Under the agreement, prosecution of the case was deferred until December 2022. Assuming that Meng complies with the provisions of the agreement, the U.S. government will drop charges against her at that time. 

 

After being released on bail from home confinement in Canada and returning to China, Meng expressed thanks for the concern shown to her by the “great motherland,” the Chinese people, the Chinese Communist Party, and Xi Jinping.

 

China’s foreign ministry issued a statement calling Meng’s detention “an act of political persecution against Chinese citizens.” However, it was actually China — which detained the Canadian citizens in prison until Meng’s release from house arrest — that was trampling on human rights for political purposes.

 

U.S. President Joe Biden agreed to the settlement as a result of strong pleas from Canadian Prime Minister Justin Trudeau, for whom the release of the two captive Canadian citizens was a top diplomatic priority. It had been nearly three years since their arrests, and observers speculated it might take another three years before a settlement could be reached.

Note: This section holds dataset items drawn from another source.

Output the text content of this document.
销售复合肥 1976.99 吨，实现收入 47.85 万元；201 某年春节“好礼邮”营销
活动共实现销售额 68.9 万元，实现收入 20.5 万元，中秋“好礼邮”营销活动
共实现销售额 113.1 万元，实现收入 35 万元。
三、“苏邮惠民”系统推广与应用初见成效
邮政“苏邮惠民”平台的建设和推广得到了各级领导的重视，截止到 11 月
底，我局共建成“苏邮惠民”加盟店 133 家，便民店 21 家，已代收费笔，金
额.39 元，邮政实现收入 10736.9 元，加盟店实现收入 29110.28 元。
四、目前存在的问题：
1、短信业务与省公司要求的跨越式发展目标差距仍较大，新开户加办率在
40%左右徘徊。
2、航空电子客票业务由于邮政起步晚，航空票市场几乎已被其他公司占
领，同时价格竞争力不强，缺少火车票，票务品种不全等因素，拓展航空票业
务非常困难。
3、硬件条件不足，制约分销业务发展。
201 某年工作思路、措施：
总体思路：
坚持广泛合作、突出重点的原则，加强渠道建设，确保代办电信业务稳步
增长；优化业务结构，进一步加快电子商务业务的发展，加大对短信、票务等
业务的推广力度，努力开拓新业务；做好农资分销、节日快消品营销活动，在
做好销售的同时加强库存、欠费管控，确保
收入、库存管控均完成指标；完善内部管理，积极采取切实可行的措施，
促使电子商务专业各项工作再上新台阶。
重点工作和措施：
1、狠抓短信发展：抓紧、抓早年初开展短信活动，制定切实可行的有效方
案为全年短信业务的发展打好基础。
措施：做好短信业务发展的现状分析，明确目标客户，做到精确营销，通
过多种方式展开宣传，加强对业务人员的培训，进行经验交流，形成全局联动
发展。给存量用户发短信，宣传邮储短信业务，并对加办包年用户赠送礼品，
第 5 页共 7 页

No doubt, humanitarian considerations were involved in the decision.

 

Now the danger is that the Chinese government will judge the Meng affair to have been a successful experiment. And, whenever a diplomatic problem arises with another nation, it will be tempted to arbitrarily arrest citizens of that country. 

 

In 2010, four Japanese citizens were detained by China following a boat collision involving a Chinese vessel in the vicinity of the Senkaku Islands. 

 

Separately, China is still detaining seven Japanese. The Kishida government must demand that China hold public trials for them or release them immediately.